FREQUENTLY ASKED QUESTIONS
What is World Federalism?
World Federalism is a proposal for running the world better. More concretely, World Federalism is the idea of creating a global federation - a united states of the world, with nations as the individual members. Such a world federation would be a democratic republic, with a parliament directly accountable to the world’s population, an effective, elected government to make decisions, and independent courts, based on a universal constitution.
How would a World Federation differ from one world government?
A one world government would abolish nations and manage all affairs centrally. A federation, on the other hand, is a collection of states that retain most of their sovereignty. Member states are free to make decisions that concern only themselves, but must work in the democratic institutions of a global republic on issues of global concern. World Federalism wouldn’t replace sovereign nations, it would work with and complement them, dealing only with those few global issues that are not better addressed at lower levels of governance. This is what “federal” means - different levels of governance for different levels of issue. Most large countries, such as the US, Germany, India, and Brazil, are already organised this way, and the world should be organised this way too.
How would a World Federation differ from the United Nations?
The United Nations is not a World Federation or a unitary world government - it is an organisation seeking to improve international relations by providing a forum in which to negotiate. As important as the UN is for international relations, there are a number of design flaws that stop it from being effective: permanent Security Council members with veto rights, representation without consideration for population size, no direct influence by citizens and the insistence on national sovereignty. In the UN, nations always have the last word. This makes it nearly impossible to take coordinated action on pressing problems, such as climate change, pandemics, poverty and war. In a World Federation, member states would be subject to binding world law, formulated in a democratic process involving all the world’s citizens.

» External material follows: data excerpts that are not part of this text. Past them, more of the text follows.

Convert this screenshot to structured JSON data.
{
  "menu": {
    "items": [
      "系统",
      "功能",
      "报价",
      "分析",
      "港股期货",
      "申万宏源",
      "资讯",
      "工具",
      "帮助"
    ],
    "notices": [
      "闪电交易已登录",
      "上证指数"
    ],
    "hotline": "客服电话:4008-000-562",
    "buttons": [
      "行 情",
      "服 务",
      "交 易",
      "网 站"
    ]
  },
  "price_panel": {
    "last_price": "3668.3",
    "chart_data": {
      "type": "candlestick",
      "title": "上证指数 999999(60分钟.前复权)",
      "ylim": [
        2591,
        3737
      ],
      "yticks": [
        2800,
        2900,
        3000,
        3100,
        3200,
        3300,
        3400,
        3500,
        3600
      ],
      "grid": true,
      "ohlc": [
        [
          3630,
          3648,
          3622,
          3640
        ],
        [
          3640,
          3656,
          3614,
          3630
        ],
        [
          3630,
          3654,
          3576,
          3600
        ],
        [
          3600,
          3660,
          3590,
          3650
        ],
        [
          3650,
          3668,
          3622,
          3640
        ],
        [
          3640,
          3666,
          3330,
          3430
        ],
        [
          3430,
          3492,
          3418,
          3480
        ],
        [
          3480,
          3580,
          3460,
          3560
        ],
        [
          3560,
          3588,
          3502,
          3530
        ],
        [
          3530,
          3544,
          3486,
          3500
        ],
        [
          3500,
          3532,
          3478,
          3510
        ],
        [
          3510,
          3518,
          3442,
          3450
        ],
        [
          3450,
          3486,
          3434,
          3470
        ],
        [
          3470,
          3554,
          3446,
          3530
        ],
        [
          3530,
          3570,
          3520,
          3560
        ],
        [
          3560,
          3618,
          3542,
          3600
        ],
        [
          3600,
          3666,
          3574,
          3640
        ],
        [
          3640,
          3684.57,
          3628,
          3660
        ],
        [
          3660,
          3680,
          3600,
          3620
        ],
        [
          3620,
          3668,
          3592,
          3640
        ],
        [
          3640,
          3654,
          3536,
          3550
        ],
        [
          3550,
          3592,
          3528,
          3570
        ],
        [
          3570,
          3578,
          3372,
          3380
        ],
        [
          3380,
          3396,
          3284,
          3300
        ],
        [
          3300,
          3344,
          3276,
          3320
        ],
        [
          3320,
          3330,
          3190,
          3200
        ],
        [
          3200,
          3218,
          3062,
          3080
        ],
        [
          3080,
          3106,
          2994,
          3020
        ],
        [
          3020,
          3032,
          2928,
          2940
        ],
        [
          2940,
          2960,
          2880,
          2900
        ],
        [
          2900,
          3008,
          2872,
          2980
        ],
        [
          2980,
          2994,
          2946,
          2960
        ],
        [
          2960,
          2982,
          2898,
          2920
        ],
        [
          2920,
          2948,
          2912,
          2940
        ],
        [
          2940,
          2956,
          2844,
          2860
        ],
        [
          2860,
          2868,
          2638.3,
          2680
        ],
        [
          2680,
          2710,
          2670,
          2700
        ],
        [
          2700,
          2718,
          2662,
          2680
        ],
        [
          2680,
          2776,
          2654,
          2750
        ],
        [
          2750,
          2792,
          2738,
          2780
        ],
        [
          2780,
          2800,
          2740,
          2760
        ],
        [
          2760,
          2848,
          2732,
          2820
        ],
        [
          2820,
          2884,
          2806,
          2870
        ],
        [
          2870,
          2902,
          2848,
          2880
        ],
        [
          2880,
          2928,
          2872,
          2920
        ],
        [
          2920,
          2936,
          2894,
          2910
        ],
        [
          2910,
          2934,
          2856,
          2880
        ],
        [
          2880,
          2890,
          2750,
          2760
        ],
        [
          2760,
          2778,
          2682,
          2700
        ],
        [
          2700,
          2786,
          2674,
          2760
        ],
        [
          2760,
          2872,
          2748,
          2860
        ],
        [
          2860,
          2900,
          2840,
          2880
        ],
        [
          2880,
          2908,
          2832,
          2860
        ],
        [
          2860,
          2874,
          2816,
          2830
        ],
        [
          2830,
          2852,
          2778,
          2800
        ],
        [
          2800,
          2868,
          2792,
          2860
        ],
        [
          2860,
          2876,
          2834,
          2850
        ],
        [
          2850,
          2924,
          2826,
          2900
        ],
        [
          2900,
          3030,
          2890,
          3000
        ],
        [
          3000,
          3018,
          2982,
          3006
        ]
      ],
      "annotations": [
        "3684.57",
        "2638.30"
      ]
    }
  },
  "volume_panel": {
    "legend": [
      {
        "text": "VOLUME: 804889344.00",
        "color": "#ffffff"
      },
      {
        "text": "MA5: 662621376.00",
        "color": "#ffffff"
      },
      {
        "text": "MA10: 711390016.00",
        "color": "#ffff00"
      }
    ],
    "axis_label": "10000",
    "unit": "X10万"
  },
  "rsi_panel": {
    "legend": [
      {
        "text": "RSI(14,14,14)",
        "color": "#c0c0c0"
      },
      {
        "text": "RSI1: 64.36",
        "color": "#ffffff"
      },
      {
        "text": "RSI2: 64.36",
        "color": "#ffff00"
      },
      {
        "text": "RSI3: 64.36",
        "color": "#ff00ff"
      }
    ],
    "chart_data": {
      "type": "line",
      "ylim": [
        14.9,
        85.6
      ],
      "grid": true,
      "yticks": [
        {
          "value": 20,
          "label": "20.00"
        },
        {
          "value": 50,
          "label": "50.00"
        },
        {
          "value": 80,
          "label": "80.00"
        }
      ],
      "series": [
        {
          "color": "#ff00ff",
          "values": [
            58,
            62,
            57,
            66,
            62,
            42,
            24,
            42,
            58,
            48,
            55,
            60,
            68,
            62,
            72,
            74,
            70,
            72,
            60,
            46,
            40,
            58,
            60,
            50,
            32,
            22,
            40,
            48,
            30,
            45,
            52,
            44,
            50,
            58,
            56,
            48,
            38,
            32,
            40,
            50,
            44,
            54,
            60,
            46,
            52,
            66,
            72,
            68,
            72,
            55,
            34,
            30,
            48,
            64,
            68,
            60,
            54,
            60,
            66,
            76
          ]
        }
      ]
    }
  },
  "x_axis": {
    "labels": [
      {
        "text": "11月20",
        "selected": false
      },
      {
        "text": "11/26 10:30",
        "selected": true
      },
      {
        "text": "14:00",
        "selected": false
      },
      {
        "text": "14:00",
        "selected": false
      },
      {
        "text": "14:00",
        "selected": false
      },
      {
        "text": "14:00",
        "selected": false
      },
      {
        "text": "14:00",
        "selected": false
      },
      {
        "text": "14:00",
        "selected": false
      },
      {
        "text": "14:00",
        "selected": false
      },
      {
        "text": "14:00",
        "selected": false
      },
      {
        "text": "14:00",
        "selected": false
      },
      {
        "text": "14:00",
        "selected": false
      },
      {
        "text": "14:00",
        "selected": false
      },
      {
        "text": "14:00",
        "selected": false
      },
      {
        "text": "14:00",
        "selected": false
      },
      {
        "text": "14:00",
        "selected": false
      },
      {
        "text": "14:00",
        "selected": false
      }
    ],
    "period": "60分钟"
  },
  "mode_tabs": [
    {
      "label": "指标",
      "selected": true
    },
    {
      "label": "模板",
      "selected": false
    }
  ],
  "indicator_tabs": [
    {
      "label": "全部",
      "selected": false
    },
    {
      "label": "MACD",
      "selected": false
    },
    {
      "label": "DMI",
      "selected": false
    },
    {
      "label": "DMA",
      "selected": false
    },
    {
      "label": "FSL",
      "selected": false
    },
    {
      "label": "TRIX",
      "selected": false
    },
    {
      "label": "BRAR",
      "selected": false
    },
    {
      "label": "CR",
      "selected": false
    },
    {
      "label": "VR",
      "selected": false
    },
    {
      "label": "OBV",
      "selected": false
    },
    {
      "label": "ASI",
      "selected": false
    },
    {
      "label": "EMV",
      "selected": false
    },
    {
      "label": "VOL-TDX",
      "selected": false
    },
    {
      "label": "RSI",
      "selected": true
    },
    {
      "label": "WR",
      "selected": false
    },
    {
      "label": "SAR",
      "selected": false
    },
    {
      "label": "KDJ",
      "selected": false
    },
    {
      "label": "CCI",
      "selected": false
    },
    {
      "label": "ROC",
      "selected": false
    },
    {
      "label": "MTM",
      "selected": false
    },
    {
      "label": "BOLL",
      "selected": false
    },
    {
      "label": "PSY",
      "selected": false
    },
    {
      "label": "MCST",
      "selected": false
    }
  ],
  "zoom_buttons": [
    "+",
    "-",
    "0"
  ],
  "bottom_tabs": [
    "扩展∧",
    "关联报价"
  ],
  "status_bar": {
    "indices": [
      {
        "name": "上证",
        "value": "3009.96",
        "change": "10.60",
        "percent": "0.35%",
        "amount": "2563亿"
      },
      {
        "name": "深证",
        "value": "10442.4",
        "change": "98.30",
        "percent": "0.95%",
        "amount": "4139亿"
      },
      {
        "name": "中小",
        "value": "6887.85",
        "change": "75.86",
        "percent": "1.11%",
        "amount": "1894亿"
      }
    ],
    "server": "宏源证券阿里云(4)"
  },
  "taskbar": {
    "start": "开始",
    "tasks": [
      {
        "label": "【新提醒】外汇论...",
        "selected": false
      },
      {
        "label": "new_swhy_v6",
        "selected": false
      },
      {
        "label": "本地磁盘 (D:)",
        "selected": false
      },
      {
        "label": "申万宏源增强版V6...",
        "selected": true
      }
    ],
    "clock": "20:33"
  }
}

Why do we need a World Federation?
Our world today is in a gridlock - national governments know what would be best for the world as a whole, but cannot take action for fear of weakening their position on the world stage. Our track record on dealing with humanity’s biggest problems (climate change, pandemics, poverty, war and human rights abuses) have therefore been pathetically poor. Unrestricted national sovereignty is the main reason for this. If we had a global federal government, we could pass legislation and take action to prevent and solve these global crises and launch ambitious new projects.
Would it work?
Sure. Most large countries, such as the US, Germany, India, and Brazil, are already organised as federations; the EU is currently on its way to becoming a federation. They manage to govern different cultures, languages, religions and large geographical expanses in this way. The size of the political unit has been increasing throughout history from the tribe to the city to the nation - only one small step remains to the global level.
We need a World Federation now because the sustainability crisis poses an existential risk for human civilization. The last time humanity faced such a risk - after nuclear weapons were used in WW2 - there was a popular movement for world governance. Prominent supporters included Harry Truman, Winston Churchill, Mahatma Gandhi and Albert Einstein. That movement faded with the advent of the Cold War. Now the Cold War is over, and we again face an existential crisis, in which the enemy is not a different ideology, but our own inability to cooperate. It is time to revisit the idea.